I would not write a story in which I could not hear a certain voice. Voice for me is like a key in music – it has to be relevant and consistent.  Voice develops as I write, or sometimes it dictates, as in “Going Down to Hickory” in which the slightest of southern swings developed, because it would make no sense for me to tell that story with a New Zealand accent or vocabulary! The voice and its vocabulary, its cadence and its habits of thought is always integral to the telling. And sometimes the voice surprises, in that it says things that I would not say.  I write in a very cumulative way, over time. I tell and retell, write and rewrite the story over a number of months, laying down the pages longhand, without looking back. And at the end I render down the essence of it into the computer, and I find that I have often said the exact same thing in the exact same words, but three or six months or even years apart. That’s the voice in which that story wants to be told. That’s the voice that comes naturally to that story.

Music is a big part of some of these stories (especially ‘Music Minus One’ and ‘The Parisian Eye’). Is there something musical about ‘the voice in which the story wants to be told’?

I definitely think about stories in a very aural way. When I was a little girl I listened to a lot of Beatrix Potter and Alison Uttley read aloud by Viven Leigh. She had a very musical delivery – she knew how to land a sentence. And of course paragraphs and stories have their development and progression, like music. In the story called “Dear Ian Fairfield” I was aware that the build-up of unresolved letters was somewhat excruciating – I had to feel for the right time to change into prose, to let out the tension. As I did that I was thinking about a piece like Barber’s Adagio for Strings and how the tension in that piece has to be relieved or you think your head might explode.

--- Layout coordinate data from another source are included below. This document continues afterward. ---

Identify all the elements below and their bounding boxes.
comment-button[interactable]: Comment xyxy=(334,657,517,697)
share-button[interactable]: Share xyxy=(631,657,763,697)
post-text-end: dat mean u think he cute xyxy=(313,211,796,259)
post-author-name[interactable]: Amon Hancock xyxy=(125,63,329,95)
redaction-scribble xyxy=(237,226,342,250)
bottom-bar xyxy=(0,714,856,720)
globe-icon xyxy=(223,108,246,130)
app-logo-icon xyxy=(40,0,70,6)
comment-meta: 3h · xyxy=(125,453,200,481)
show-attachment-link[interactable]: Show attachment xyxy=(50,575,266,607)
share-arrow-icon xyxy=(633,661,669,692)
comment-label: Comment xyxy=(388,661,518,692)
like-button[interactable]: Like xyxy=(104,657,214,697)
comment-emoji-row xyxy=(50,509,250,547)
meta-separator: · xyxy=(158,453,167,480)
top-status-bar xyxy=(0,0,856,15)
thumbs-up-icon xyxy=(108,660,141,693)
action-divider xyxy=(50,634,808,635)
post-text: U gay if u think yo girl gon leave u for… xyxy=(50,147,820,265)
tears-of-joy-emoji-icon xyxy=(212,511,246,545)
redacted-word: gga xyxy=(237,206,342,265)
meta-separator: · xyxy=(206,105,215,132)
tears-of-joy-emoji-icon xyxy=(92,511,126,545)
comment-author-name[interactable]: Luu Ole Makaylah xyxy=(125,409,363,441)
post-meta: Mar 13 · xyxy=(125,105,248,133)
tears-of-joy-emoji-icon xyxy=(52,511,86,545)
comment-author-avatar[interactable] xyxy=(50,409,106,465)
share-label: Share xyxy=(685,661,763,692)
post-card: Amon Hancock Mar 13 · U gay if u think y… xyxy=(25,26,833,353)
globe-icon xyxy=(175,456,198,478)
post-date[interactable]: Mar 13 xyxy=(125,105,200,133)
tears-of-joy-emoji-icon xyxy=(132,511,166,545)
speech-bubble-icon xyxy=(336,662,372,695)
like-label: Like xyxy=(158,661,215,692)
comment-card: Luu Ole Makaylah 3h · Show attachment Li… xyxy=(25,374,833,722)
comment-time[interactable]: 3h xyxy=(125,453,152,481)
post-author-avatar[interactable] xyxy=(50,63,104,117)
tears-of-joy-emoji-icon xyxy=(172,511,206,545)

Do your musical tastes influence your literary ones?

Yes. I like classical music and I like the notions of key, voice, cadence, development etc., that frame up how music is discussed. These notions help me to consider, in abstract, the progression of a story, or the ways in which a story can be put together, beyond the linear progression of time. And sometimes I infuse a story with a specific piece, just because I like it. In “Music Minus One” the piece the cellist plays is my favourite – Tchaikovsky’s Rococo Variations. When I describe what Brian Fitzgerald sees as he hears it – the woman in the belted raincoat, out in the morning in air – I am writing what I see when I hear that introduction. And of course, the story is all about variations on a theme, told and re-told through time, just like a set of musical variations.

Your editor John Metcalf is known as a champion of the Canadian Short Story? Do you feel like you are a part of this tradition, even though you hail from New Zealand?

I am very happy to have started writing in Canada, but I really believe that the tradition of the short story goes on in spite of national or time-related boundaries.  It is for academics and Arts Councils to describe stories in these terms. Writers are free to choose their tradition and their writing ancestors. They have to be. As a writer, I am formed by what I have read, just as much as I am formed by the physical landscapes I have moved through or the decades I have lived in. I like and thoroughly admire the short stories of New Zealand’s Katherine Mansfield and Janet Frame and Canada’s Alice Munro and Mavis Gallant, but I have read just as much Borges, Flannery O’Connor, Elizabeth Bowen, Tchekov, Nabokov and William Trevor.  I am lucky that John does not seem to be bothered by my international approach to writing ancestors. As he says, quoting Mavis Gallant, his main concern is whether the story is dead or alive. He always lets me know his opinion one way or another.